Previously known as:

  • Cotoneaster pyracantha
Phonetic Spelling
pi-ra-KANTHa kok-SIN-ee-a
Description

The scarlet firethorn is a broadleaf evergreen to semi-evergreen ornamental shrub that usually grows upright and stiff to 6 to 18 feet tall and equally as wide. In the spring, clusters of white flowers appear with shiny, dark green leaves. The stems have sharp spines, and bright orange to red berries are seen in the fall. Frequently, scarlet firethorn may be displayed or trained as espaliers on a wall or fence. It is a member of the Roseaceae or rose family.

Scarlet firethorn is native to south central and southern Europe and as far east as Iran. It has been introduced in the United States. It may be found in disturbed sites, along roadsides, and in coastal shrub or prairie areas. Scarlet Firethorn has been reported as invasive in some countries and in the States of Texas, Georgia, and California, but this has not been substantiated

The genus name, Pyracantha, is derived from two Greek words, pyr, meaning fire, and akantha, meaning thorn. This name refers to the thorny branches and the bright crimson fruit. The epithet, coccinea, is from the Latin word coccineus, that means scarlet.

This shrub prefers full sun to partial shade, dry to moist, well-drained soils. It is tolerant of clay soils, drought, and hot, dry conditions. It is also moderately salt tolerant and does best in acidic to neutral soils. In colder climates, it is best practice to protect or shelter this shrub from cold winds. It can become overgrown quite easily and will need to be regularly pruned. Thorns are challenging when pruning. It can be sheared, but severe pruning right after flowering will affect fruit set. This plant is difficult to transplant. 

It blooms in late spring to early summer and has showy but has extremely fetid flowers. The red berries mature in fall and persist though winter.

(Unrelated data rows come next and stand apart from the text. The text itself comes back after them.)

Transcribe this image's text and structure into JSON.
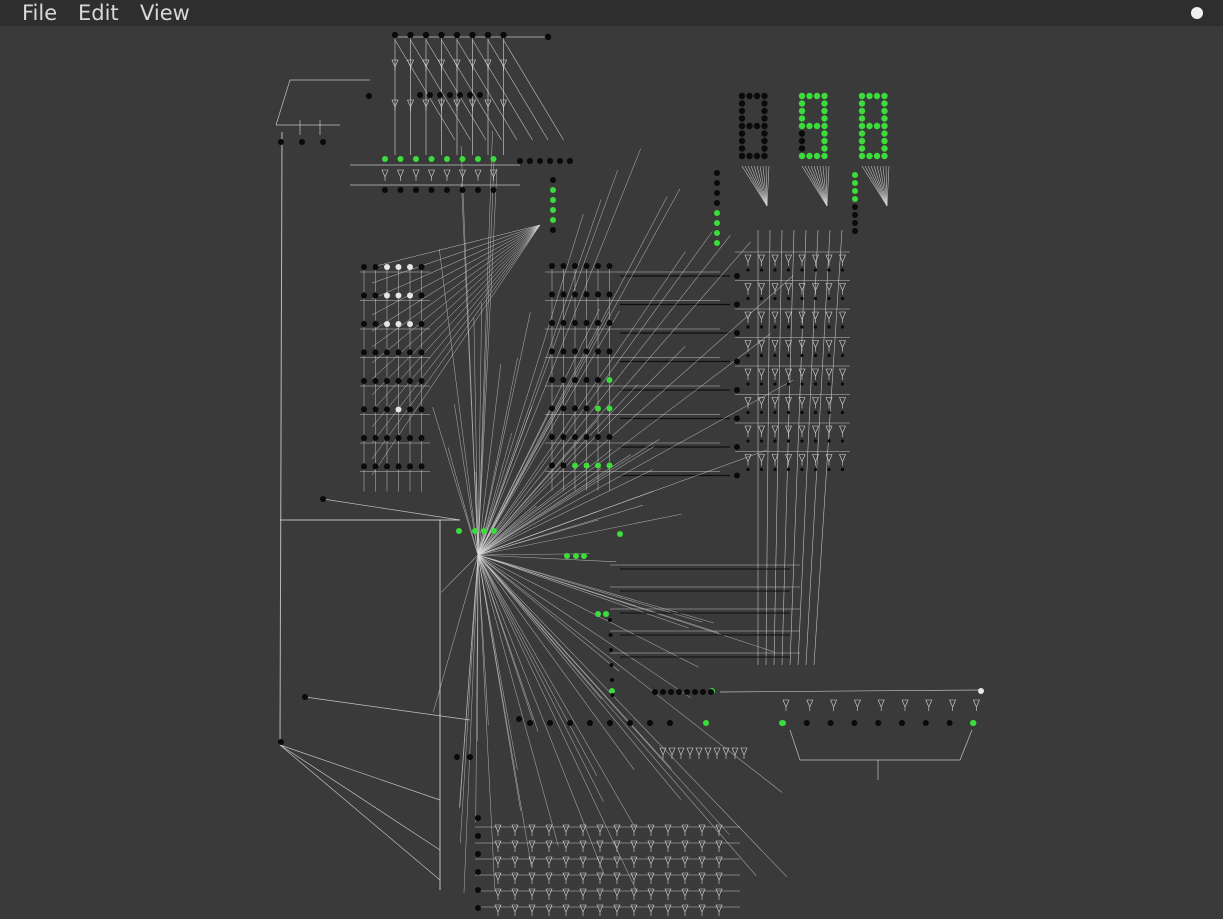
{
  "menu": {
    "items": [
      {
        "label": "File"
      },
      {
        "label": "Edit"
      },
      {
        "label": "View"
      }
    ]
  },
  "status_indicator": {
    "icon": "status-dot-icon",
    "color": "#f0f0f0"
  },
  "display": {
    "digits": [
      {
        "index": 0,
        "lit": false
      },
      {
        "index": 1,
        "lit": true
      },
      {
        "index": 2,
        "lit": true
      }
    ]
  },
  "colors": {
    "background": "#3a3a3a",
    "menubar": "#2e2e2e",
    "menu_text": "#d8d8d8",
    "wire": "#d8d8d8",
    "node_off": "#0a0a0a",
    "node_on": "#3cdc3c",
    "node_white": "#e6e6e6"
  }
}
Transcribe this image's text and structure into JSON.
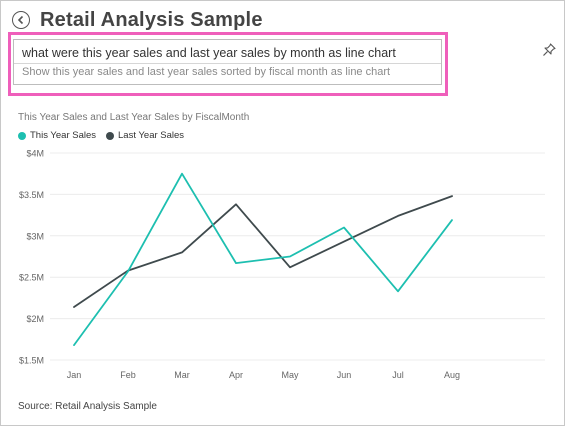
{
  "header": {
    "title": "Retail Analysis Sample"
  },
  "qa": {
    "question": "what were this year sales and last year sales by month as line chart",
    "suggestion": "Show this year sales and last year sales sorted by fiscal month as line chart"
  },
  "chart_title": "This Year Sales and Last Year Sales by FiscalMonth",
  "source": "Source: Retail Analysis Sample",
  "colors": {
    "this_year": "#1dbfb0",
    "last_year": "#3f4a4d",
    "highlight": "#ef5fbb"
  },
  "icons": {
    "back": "back-arrow-icon",
    "pin": "pin-icon"
  },
  "chart_data": {
    "type": "line",
    "categories": [
      "Jan",
      "Feb",
      "Mar",
      "Apr",
      "May",
      "Jun",
      "Jul",
      "Aug"
    ],
    "series": [
      {
        "name": "This Year Sales",
        "values": [
          1.68,
          2.57,
          3.75,
          2.67,
          2.75,
          3.1,
          2.33,
          3.19
        ]
      },
      {
        "name": "Last Year Sales",
        "values": [
          2.14,
          2.58,
          2.8,
          3.38,
          2.62,
          2.93,
          3.24,
          3.48
        ]
      }
    ],
    "y_ticks": [
      "$4M",
      "$3.5M",
      "$3M",
      "$2.5M",
      "$2M",
      "$1.5M"
    ],
    "ylim": [
      1.5,
      4
    ],
    "grid": true,
    "legend_position": "top-left"
  }
}
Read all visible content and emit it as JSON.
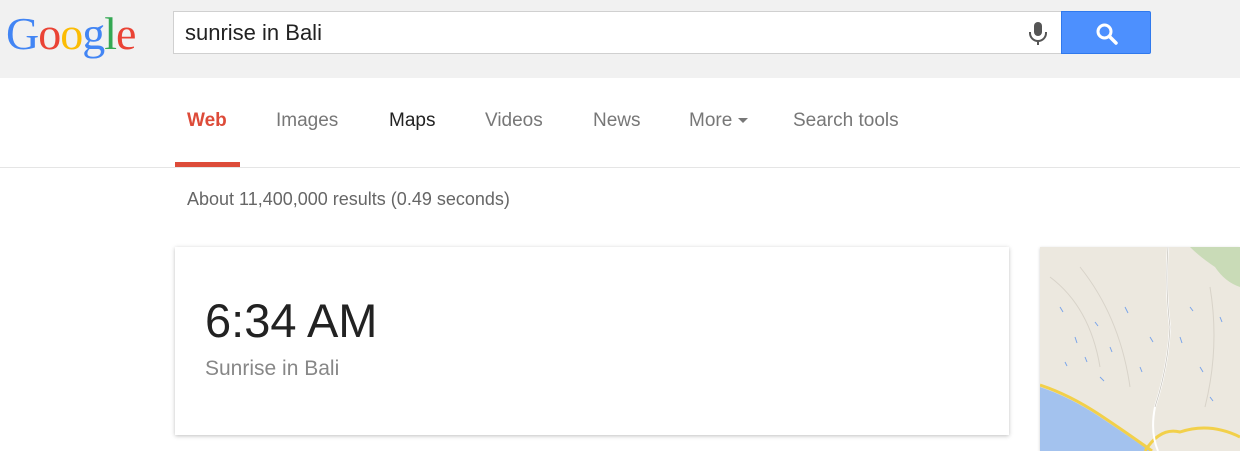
{
  "header": {
    "logo": {
      "letters": [
        "G",
        "o",
        "o",
        "g",
        "l",
        "e"
      ],
      "colors": [
        "#4285f4",
        "#ea4335",
        "#fbbc05",
        "#4285f4",
        "#34a853",
        "#ea4335"
      ]
    },
    "search": {
      "query": "sunrise in Bali"
    },
    "icons": {
      "mic": "microphone-icon",
      "search": "magnifier-icon"
    },
    "accent": "#4d90fe"
  },
  "nav": {
    "items": [
      {
        "label": "Web",
        "state": "active"
      },
      {
        "label": "Images"
      },
      {
        "label": "Maps"
      },
      {
        "label": "Videos"
      },
      {
        "label": "News"
      },
      {
        "label": "More"
      },
      {
        "label": "Search tools"
      }
    ],
    "active_color": "#dd4b39"
  },
  "results": {
    "stats": "About 11,400,000 results (0.49 seconds)"
  },
  "answer": {
    "time": "6:34 AM",
    "subtitle": "Sunrise in Bali"
  }
}
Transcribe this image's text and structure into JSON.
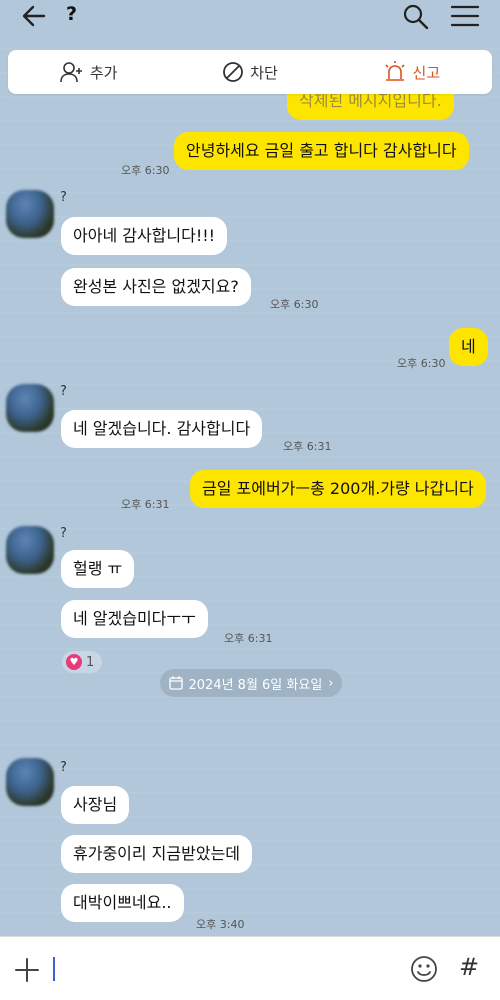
{
  "header": {
    "title": "?"
  },
  "actions": {
    "add": "추가",
    "block": "차단",
    "report": "신고"
  },
  "messages": {
    "deleted": "삭제된 메시지입니다.",
    "m1": "안녕하세요 금일 출고 합니다 감사합니다",
    "m1_time": "오후 6:30",
    "g1_sender": "?",
    "m2": "아아네 감사합니다!!!",
    "m3": "완성본 사진은 없겠지요?",
    "m3_time": "오후 6:30",
    "m4": "네",
    "m4_time": "오후 6:30",
    "g2_sender": "?",
    "m5": "네 알겠습니다. 감사합니다",
    "m5_time": "오후 6:31",
    "m6": "금일 포에버가ㅡ총 200개.가량 나갑니다",
    "m6_time": "오후 6:31",
    "g3_sender": "?",
    "m7": "헐랭 ㅠ",
    "m8": "네 알겠습미다ㅜㅜ",
    "m8_time": "오후 6:31",
    "reaction_count": "1",
    "date_divider": "2024년 8월 6일 화요일",
    "g4_sender": "?",
    "m9": "사장님",
    "m10": "휴가중이리 지금받았는데",
    "m11": "대박이쁘네요..",
    "m11_time": "오후 3:40"
  },
  "colors": {
    "background": "#b2c7d9",
    "outgoing_bubble": "#fee500",
    "incoming_bubble": "#ffffff",
    "report_accent": "#d9531e"
  }
}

Sharp spur thorns are present on stems. Fruits are enjoyed by birds, and they distribute the seeds. Deer tends to avoid this shrub, mostly likely due to the sharp spines.

Scarlet Firethorn is often confused with P. koidzummii or Formosa Firethornbut it is distinguished by the leaves that are broadest at the middle and taper upward, whereas Formosa Firethorn's leaves are widest apically and are truncate. Scarlet Firethorn is more tolerant to cold weather than Formosa Firethornbut it will still need protection from cold blasts of wind and winter frost.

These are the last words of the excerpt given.